Page 1 of 1

Help with large downloads on PATSTAT online

Posted: Fri Sep 20, 2019 6:08 pm
by SugOxOriel
Hi team,
I would like to do a large download where I get all application IDs for patents filed by UK entities and their associated CPC codes over 2000-2019 (using earliest filing year for the time interval). The issue is that PATSTAT online only allows you to export 700,000 rows at a time to excel. Even when I restrict the interval to one year (e.g. 2000-2001) there are more than 700,000 rows. Does anyone have any advice on how to do batch downloads? For example, how do I tell PATSTAT to download the first 350,000 rows and then download the bottom 350,000 rows? I've seen example code for this on sql help forums but am struggling to apply it to PATSTAT online. Any advice on how to do this would be appreciated. I also don't mind advice on other ways to handle very large downloads & how to get around the 700,000 row limit.
Thank you!

Re: Help with large downloads on PATSTAT online

Posted: Mon Sep 23, 2019 9:36 am
by EPO / PATSTAT Support
Hello SugOxOriel,
the 700.000 limit has been implemented exactly to avoid mass downloads. Researchers needing that much date would rather work with a local installed PATSTAT data base. EXCEL also has a limit of just over 1 million records on 1 sheet, so anything over that will need multiple sheets or another tool to work with. (or powerpivot)

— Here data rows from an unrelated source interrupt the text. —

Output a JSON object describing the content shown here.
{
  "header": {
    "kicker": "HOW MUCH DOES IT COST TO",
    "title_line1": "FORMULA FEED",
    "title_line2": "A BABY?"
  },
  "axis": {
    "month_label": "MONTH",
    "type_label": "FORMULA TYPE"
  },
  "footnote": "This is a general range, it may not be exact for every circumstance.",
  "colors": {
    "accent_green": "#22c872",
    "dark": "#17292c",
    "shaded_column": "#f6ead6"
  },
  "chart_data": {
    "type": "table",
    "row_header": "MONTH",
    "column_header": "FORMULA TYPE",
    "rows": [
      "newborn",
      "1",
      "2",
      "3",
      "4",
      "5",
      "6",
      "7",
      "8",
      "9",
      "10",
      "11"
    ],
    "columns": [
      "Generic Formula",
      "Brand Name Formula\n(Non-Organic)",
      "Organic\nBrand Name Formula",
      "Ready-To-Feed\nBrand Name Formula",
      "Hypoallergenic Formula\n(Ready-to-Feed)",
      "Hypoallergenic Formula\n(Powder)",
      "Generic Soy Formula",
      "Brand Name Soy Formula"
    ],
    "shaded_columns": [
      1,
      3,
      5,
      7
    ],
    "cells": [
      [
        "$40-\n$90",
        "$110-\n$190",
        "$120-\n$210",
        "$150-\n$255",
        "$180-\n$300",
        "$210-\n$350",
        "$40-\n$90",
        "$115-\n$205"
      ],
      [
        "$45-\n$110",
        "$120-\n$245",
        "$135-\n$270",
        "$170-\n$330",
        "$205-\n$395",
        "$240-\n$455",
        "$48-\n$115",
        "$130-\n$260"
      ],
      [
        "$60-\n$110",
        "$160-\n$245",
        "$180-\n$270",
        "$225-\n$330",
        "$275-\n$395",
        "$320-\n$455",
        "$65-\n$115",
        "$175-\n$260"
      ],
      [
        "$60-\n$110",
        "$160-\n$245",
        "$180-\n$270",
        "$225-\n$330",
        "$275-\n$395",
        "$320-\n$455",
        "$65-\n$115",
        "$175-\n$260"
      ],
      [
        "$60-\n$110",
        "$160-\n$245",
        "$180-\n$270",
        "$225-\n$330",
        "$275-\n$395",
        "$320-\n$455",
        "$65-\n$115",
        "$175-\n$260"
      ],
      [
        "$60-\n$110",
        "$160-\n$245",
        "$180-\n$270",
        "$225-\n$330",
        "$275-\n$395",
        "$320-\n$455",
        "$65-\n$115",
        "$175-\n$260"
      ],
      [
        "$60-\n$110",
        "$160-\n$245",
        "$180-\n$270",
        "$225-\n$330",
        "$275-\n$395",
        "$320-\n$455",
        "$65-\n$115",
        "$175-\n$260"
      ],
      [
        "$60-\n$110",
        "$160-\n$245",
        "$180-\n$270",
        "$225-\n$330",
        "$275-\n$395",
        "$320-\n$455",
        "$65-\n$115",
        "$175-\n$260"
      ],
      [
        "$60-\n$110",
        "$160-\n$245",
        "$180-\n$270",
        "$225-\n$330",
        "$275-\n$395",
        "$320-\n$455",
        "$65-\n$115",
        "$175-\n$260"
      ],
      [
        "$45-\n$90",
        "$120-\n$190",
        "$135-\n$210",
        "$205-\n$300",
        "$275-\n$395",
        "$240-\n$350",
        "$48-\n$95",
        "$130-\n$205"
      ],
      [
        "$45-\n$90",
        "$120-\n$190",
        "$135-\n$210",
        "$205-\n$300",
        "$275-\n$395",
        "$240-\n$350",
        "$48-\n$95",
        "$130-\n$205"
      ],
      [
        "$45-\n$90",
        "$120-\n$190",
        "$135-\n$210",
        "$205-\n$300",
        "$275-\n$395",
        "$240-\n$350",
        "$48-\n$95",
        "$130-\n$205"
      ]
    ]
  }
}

There is no way to download more records in one go, so the only way is to do multiple downloads and then kind of merge the tables with a tool.

Assuming you only need the GB applications and the CPC codes for all applications between 2000 and 2019:
limit the output via an extra WHERE condition limiting the years:

Code: Select all

select * from tls201_appln join tls224_appln_cpc on tls201_appln.appln_id = tls224_appln_cpc.appln_id
where appln_auth = 'GB' 
and earliest_filing_year between 2000 and 2009
-- then change filing_year to 2010 and  2015
-- then change filing year to 2016 and 2019
order by tls201_appln.appln_id
That will give you 3 txt files which you can open in separate EXCEL worksheets or any other tool that can deal with millions of rows.

Another option if you need more then only the CPC codes would be to download MS ACCESS or CSV extractions, but the limit on such download is 100.000 applications.
In total, all GB applications between 2000 and 2019 means 463.150 records (PATSTAT 2019a), so you you would need to redo the process minimum 5 times with different time frames and then merge the databases (files)

Code: Select all

select * from tls201_appln 
where appln_auth = 'GB' and earliest_filing_year between 2000 and 2019
order by tls201_appln.appln_id
In MS ACCESS you will hit the Microsoft maximum data base size of 2 GB, so you will need to use another tool. If you do this systematic for large data sets, your IP address / account will be blocked !

Depending on the nature of your research, would it not be possible to aggregate your data PATSTAT Online instead of downloading ?